SPEEDY: I was a buyer agent in a sale recently where the HOA charged a “social membership initiation fee” and a “capital contribution fee.” Would the seller be responsible for paying those fees under the new contract?

FORMS GUY: No, assuming those fees are not related to transferring ownership to the new owner. If not, they should be the responsibility of the buyer.

SPEEDY: How about a charge for confirming that the seller is current on the seller’s association dues or assessments?

FORMS GUY: Under the new contract, that must be paid by the seller. Paragraph 8(j) says the seller shall pay “any fees required for confirming Seller’s account payment information on owners’ association dues or assessments for payment or proration.”

SPEEDY: How about information about an HOA that the buyer’s lender may require, such as the amount of the association’s reserves?

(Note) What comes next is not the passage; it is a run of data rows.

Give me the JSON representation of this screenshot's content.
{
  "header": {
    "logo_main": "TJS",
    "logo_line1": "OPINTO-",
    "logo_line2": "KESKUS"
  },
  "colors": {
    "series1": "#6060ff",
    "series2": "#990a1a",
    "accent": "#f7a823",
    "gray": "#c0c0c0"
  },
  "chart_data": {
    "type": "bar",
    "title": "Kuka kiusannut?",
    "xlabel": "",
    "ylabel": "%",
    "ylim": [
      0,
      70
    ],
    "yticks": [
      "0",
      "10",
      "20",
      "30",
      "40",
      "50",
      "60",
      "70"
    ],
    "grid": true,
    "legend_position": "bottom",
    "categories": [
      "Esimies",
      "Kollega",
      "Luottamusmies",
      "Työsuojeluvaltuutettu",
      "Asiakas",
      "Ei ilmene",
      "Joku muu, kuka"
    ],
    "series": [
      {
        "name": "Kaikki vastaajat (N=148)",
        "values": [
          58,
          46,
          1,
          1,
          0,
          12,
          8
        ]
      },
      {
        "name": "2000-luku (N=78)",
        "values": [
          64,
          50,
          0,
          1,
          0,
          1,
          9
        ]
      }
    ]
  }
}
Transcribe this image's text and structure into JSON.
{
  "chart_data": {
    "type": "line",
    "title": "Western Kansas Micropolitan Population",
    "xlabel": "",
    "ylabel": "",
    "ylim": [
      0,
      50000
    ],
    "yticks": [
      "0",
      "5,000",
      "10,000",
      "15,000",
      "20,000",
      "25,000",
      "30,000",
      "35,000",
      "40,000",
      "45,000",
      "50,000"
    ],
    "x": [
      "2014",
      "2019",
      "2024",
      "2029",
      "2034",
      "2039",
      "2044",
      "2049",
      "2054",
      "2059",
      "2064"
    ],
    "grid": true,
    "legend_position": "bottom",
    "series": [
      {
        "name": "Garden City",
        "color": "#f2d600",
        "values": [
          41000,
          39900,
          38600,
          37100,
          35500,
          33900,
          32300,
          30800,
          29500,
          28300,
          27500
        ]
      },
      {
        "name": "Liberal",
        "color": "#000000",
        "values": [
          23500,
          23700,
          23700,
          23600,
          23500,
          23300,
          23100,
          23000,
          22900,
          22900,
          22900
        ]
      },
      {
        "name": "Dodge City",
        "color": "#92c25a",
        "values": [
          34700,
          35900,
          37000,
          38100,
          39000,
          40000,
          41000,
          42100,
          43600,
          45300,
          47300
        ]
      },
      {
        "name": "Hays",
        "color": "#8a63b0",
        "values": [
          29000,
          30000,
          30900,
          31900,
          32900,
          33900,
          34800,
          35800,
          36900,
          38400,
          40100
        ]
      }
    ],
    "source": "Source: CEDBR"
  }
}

FORMS GUY: Under the new contract, the buyer is responsible for paying any fee charged by the owners’ association for information relating to a buyer’s due diligence. See Paragraph 6(a). Getting a loan is part of the buyer’s due diligence process, so a charge for information provided at the request of the buyer’s lender should be paid by the buyer.

SPEEDY: It sounds like it might be confusing trying to figure out who’s responsible for paying what!

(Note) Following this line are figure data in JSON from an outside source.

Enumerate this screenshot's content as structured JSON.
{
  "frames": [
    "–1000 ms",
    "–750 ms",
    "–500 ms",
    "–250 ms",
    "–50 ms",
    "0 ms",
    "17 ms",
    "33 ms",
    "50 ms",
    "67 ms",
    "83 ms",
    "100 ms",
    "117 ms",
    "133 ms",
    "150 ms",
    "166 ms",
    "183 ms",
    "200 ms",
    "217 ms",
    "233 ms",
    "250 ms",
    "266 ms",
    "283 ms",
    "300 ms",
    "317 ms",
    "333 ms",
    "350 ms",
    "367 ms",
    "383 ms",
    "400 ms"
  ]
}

FORMS GUY: The reality is that the variety of fees charged by owners’ associations and their management companies has proliferated, at least in certain areas of the state. The sum total of those fees can be quite significant in some instances. As I said earlier, the new version of the contract attempts to

allocate responsibility for the payment of those fees in a more equitable way than under the old contract. The lawyers and REALTORS® on the task force responsible for changes to the contract felt it is more appropriate for the seller to pay fees associated with the transfer of the property because the seller, as a member of the owners’ association, is in a better position than the buyer to be familiar with such fees or to obtain information about them from the association or its management company. In some situations it might be difficult to determine what a fee is supposed to be for and which party is responsible for paying it. In my view, both parties should seek to determine what fees are going to be charged by the owners’ association and/or the association’s manager as early in the process as possible. If the parties know what the fees are going to be, they can negotiate the transaction with those fees in mind to help avoid later misunderstandings.

SPEEDY: Okay, thanks Forms Guy. I’ve got to run because I’m a busy, busy man!

FORMS GUY: You’re welcome, Speedy. If you ever slow down a bit, there’s a detailed summary of all the changes to the contract on the NCAR website. Best wishes!